Jorge is the executive director of the CIEM and his working team comprises 17 people from social, economic, administrative, and artistic areas. The annual budget averages $200,000, and Jorge has developed three main funding sources: 45 percent comes from projects for national and international agencies, 25 percent is from services provided to the government, and the rest is revenue from self-financing initiatives (printer, cafeteria, craft sales) or company sponsorships.

The Person

Born to Italian immigrants, Jorge received an education based on respect for diversity and solidarity. After obtaining a degree in social anthropology, Jorge created and coordinated a support fund for Small Development Projects for underprivileged communities in Chile, an organization that still functions today. He credits the five years he provided training and funding to 370 initiatives of self-managed productive organizations in rural and urban sectors as a valuable learning experience.

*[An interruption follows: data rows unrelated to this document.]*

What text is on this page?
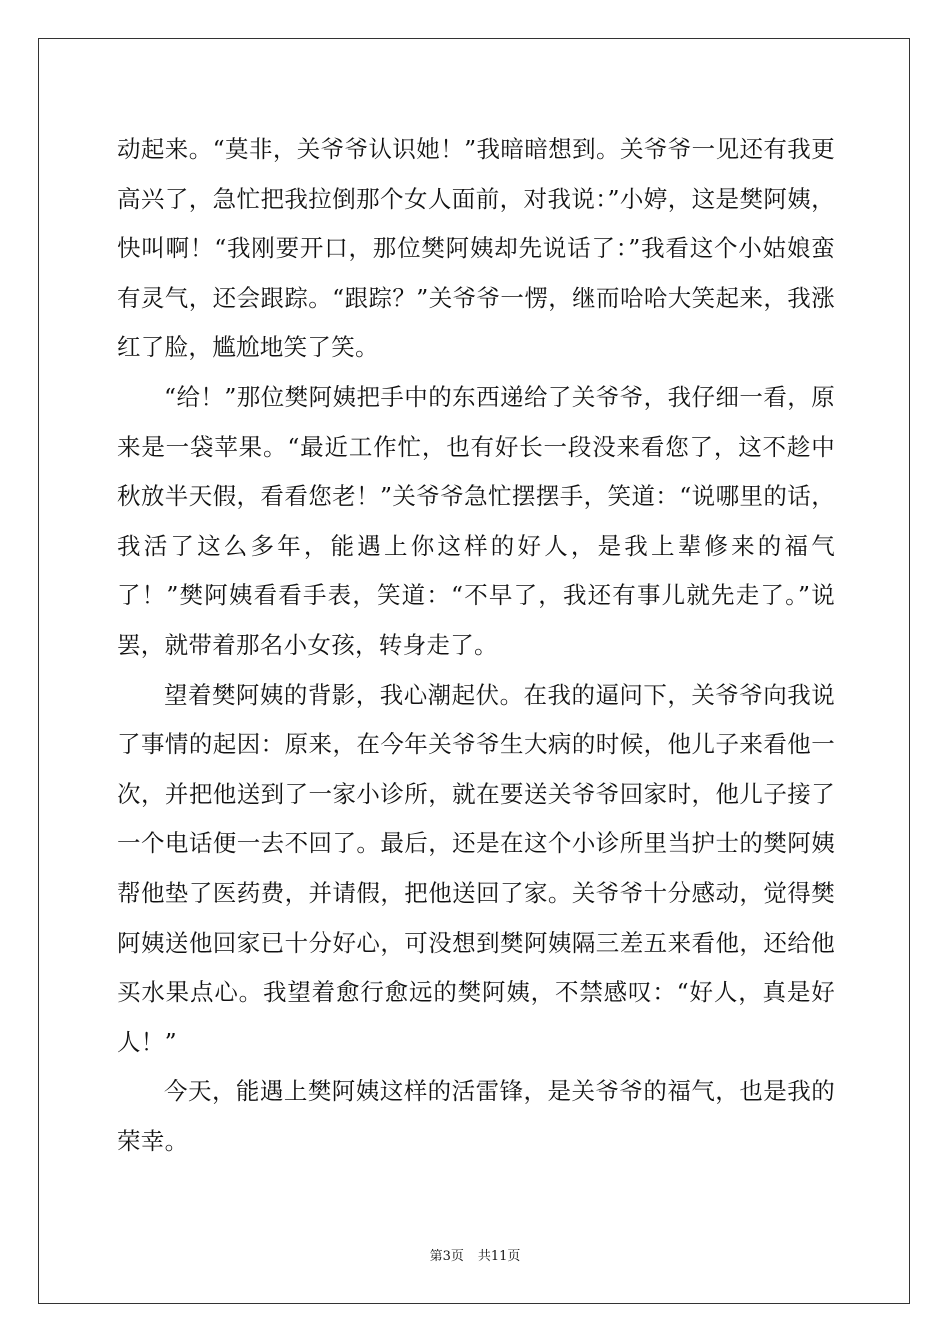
动起来。“莫非，关爷爷认识她！”我暗暗想到。关爷爷一见还有我更高兴了，急忙把我拉倒那个女人面前，对我说：”小婷，这是樊阿姨，快叫啊！“我刚要开口，那位樊阿姨却先说话了：”我看这个小姑娘蛮有灵气，还会跟踪。“跟踪？”关爷爷一愣，继而哈哈大笑起来，我涨红了脸，尴尬地笑了笑。

“给！”那位樊阿姨把手中的东西递给了关爷爷，我仔细一看，原来是一袋苹果。“最近工作忙，也有好长一段没来看您了，这不趁中秋放半天假，看看您老！”关爷爷急忙摆摆手，笑道：“说哪里的话，我活了这么多年，能遇上你这样的好人，是我上辈修来的福气了！”樊阿姨看看手表，笑道：“不早了，我还有事儿就先走了。”说罢，就带着那名小女孩，转身走了。

望着樊阿姨的背影，我心潮起伏。在我的逼问下，关爷爷向我说了事情的起因：原来，在今年关爷爷生大病的时候，他儿子来看他一次，并把他送到了一家小诊所，就在要送关爷爷回家时，他儿子接了一个电话便一去不回了。最后，还是在这个小诊所里当护士的樊阿姨帮他垫了医药费，并请假，把他送回了家。关爷爷十分感动，觉得樊阿姨送他回家已十分好心，可没想到樊阿姨隔三差五来看他，还给他买水果点心。我望着愈行愈远的樊阿姨，不禁感叹：“好人，真是好人！”

今天，能遇上樊阿姨这样的活雷锋，是关爷爷的福气，也是我的荣幸。

第3页 共11页
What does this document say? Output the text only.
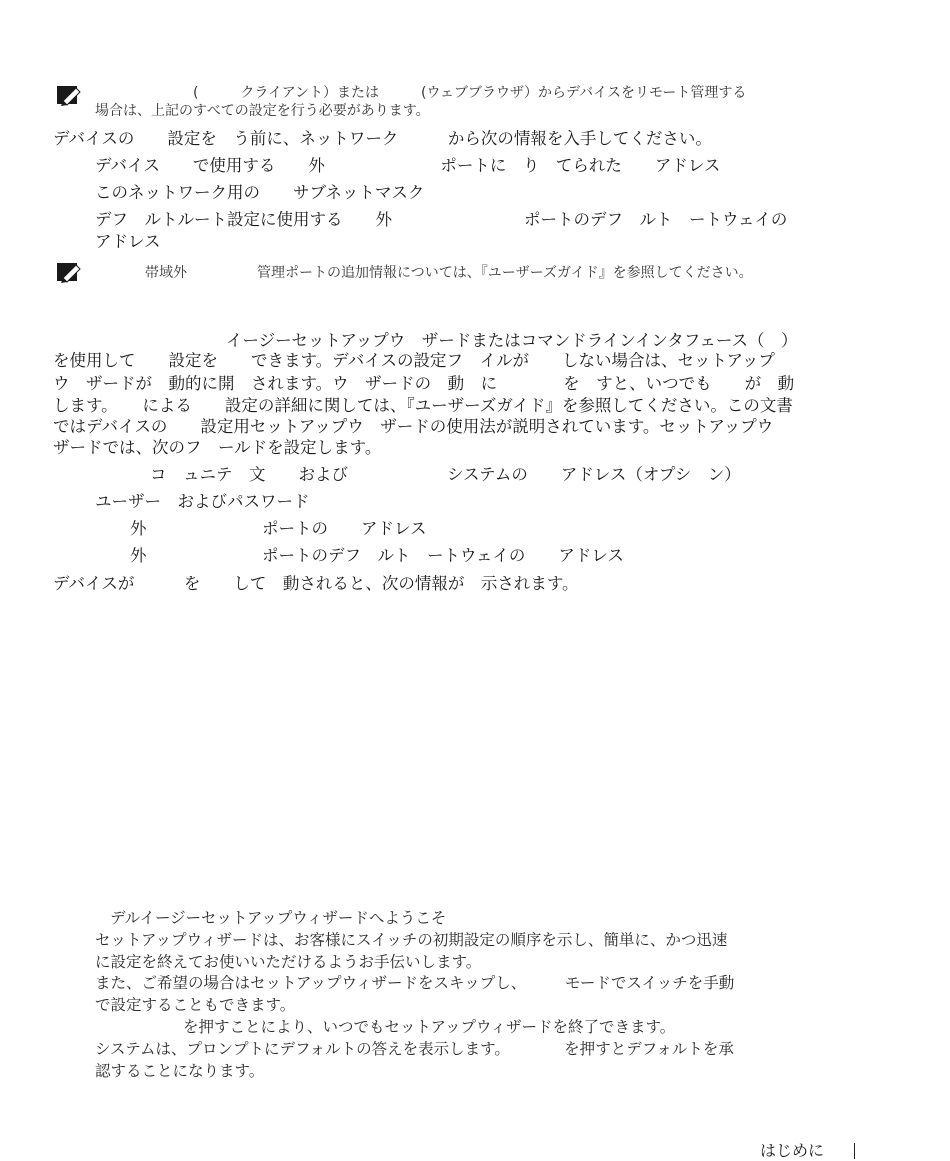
(　　　クライアント）または　　　(ウェブブラウザ）からデバイスをリモート管理する
場合は、上記のすべての設定を行う必要があります。
デバイスの　　設定を　う前に、ネットワーク　　　から次の情報を入手してください。
デバイス　　で使用する　　外　　　　　　　ポートに　り　てられた　　アドレス
このネットワーク用の　　サブネットマスク
デフ　ルトルート設定に使用する　　外　　　　　　　　ポートのデフ　ルト　ートウェイの
アドレス
帯域外　　　　　管理ポートの追加情報については、『ユーザーズガイド』を参照してください。
イージーセットアップウ　ザードまたはコマンドラインインタフェース（　）
を使用して　　設定を　　できます。デバイスの設定フ　イルが　　しない場合は、セットアップ
ウ　ザードが　動的に開　されます。ウ　ザードの　動　に　　　　を　すと、いつでも　　が　動
します。　　による　　設定の詳細に関しては、『ユーザーズガイド』を参照してください。この文書
ではデバイスの　　設定用セットアップウ　ザードの使用法が説明されています。セットアップウ
ザードでは、次のフ　ールドを設定します。
コ　ュニテ　文　　および　　　　　　システムの　　アドレス（オプシ　ン）
ユーザー　およびパスワード
外　　　　　　　ポートの　　アドレス
外　　　　　　　ポートのデフ　ルト　ートウェイの　　アドレス
デバイスが　　　を　　して　動されると、次の情報が　示されます。
デルイージーセットアップウィザードへようこそ
セットアップウィザードは、お客様にスイッチの初期設定の順序を示し、簡単に、かつ迅速
に設定を終えてお使いいただけるようお手伝いします。
また、ご希望の場合はセットアップウィザードをスキップし、　　　モードでスイッチを手動
で設定することもできます。
を押すことにより、いつでもセットアップウィザードを終了できます。
システムは、プロンプトにデフォルトの答えを表示します。　　　　を押すとデフォルトを承
認することになります。
はじめに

A Belgian interested in self-managed grassroots organizations in Latin America eventually offered Jorge a scholarship in Lovaina University, where he received a master's degree in development. While studying in Belgium, Jorge researched diverse experiences of self-management and productive development in Latin America and worked in the Development Studies Institute designing and assessing development policies for poor Latin American countries.
Although he was offered opportunities to stay in Belgium, Jorge preferred to return to Chile after the return of democracy. Having made the decision to live outside Santiago, he and his family moved to San Felipe in Aconcagua Valley. There, Jorge began working in development, mentoring and giving microcredit to local small producers, fostering approximately 700 productive initiatives.